Le communiqué de revendication des attentats de Paris par Daesh, le 14 novembre 2015 — 20Minutes

« La France et ceux qui suivent sa voie doivent savoir qu’ils restent les principales cibles de l’Etat islamique ». Les termes choisis par l’organisation terroriste dans le communiqué revendiquant les attentats de vendredi sont limpides : la France est sa cible privilégiée. Pour quelles raisons notre pays est-il « l’ennemi public numéro un » de Daesh, comme l’expliquait début octobre le juge antiterroriste Marc Trévidic ? Eléments de réponse.

Du fait de sa politique extérieure

Depuis septembre 2014, la France est militairement engagée contre Daesh, en tant que membre de la coalition qui lutte contre l’organisation terroriste en Irak. « Si vous pouvez tuer un incroyant américain ou européen - en particulier les méchants et sales Français - (…) tuez-le de n’importe quelle manière », avait ainsi déclaré le porte-parole de l’EI dans un message audio. Et, depuis l’attentat raté dans le Thalys, l’opération « Chammal » a été étendue à la Syrie, les raids aériens français touchant camp d’entraînement, centres de combattants étrangers à Raqqa, ou encore un centre pétrolier.

Dans son communiqué samedi, Daesh accuse d’ailleurs la France d’« avoir pris la tête de la croisade, avoir osé (…) frapper les musulmans en terre de califat avec leurs avions ». Selon un témoin présent lors de l’attaque du Bataclan, les terroristes auraient « clairement » dit : « C’est la faute de Hollande, c’est la faute de votre président, il n’a pas à intervenir en Syrie. »

La France est par ailleurs engagée sur d’autres théâtres extérieurs, notamment au Sahel (Mauritanie, Mali, Niger, Tchad, Burkina-Faso) avec l’opération Barkhane, où elle combat plusieurs groupes islamistes (Boko Haram, Aqmi…). « L’influence de la France en Europe est aussi à prendre en compte : il y a plus d’effet à s’attaquer à un pays influent », ajoute Antoine Basbous, directeur de l’Observatoire des pays arabes.

Du fait de sa laïcité portée en étendard

« Le communiqué de Daesh mentionne a "capitale des abominations et de la perversion", ajoute Antoine Basbous.
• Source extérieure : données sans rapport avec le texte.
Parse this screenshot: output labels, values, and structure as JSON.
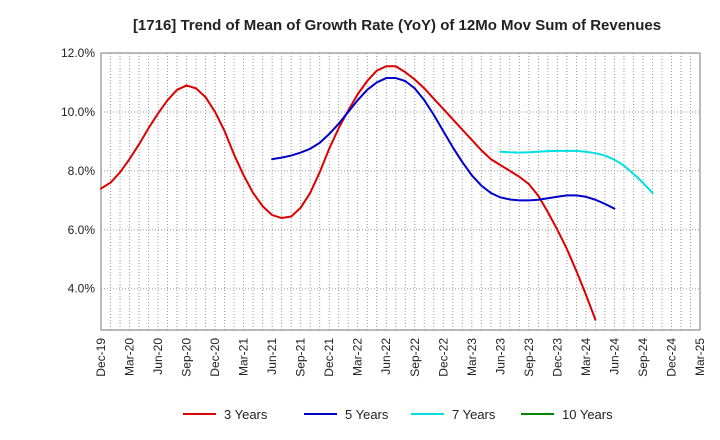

La France, dans sa laïcité, son refus de dieu, incarne pour Daesh une nation d’infidèles, donc d’ennemis. » Pour le politologue, « c’est le modèle culturel même de la France -les terroristes ont visé un stade, le Bataclan, des restaurants où on sert de l’alcool- qui est conspué ».

Le spécialiste explique également que les « insultes » au Prophète dont parle le communiqué de Daesh sont bien évidemment une référence aux caricatures de Mahomet publiées dans Charlie Hebdo et d’autres journaux, « mais aussi le soutien de l’opinion publique à Charlie ».

Du fait des recrues françaises au sein de Daesh

« La France est le pays d’Europe qui compte le plus grand nombre de ressortissants au sein de l’EI, rappelle le journaliste David Thomson aux Inrocks. Selon les chiffres du ministère de l’Intérieur, plus de 900 Français seraient actuellement impliqués dans le djihad en Syrie et en Irak. Si certains restent combattre au Moyen-Orient, d’autres retournent dans leur pays d’origine pour y commettre des attentats, d’autant qu’au sommet de la hiérarchie de l’organisation terroriste, « on retrouve une dizaine de Français détenteurs de postes importants, dont trois émirs militaires », note encore David Thompson.

« Il est certain que le nombre de recrues françaises joue. D’autant que pour connaître l’agenda des manifestations de vendredi, leur emplacement géographique, il fallait des personnes qui connaissent ces sites et sachent passer incognito dans le tissu français », confirme Antoine Basbous.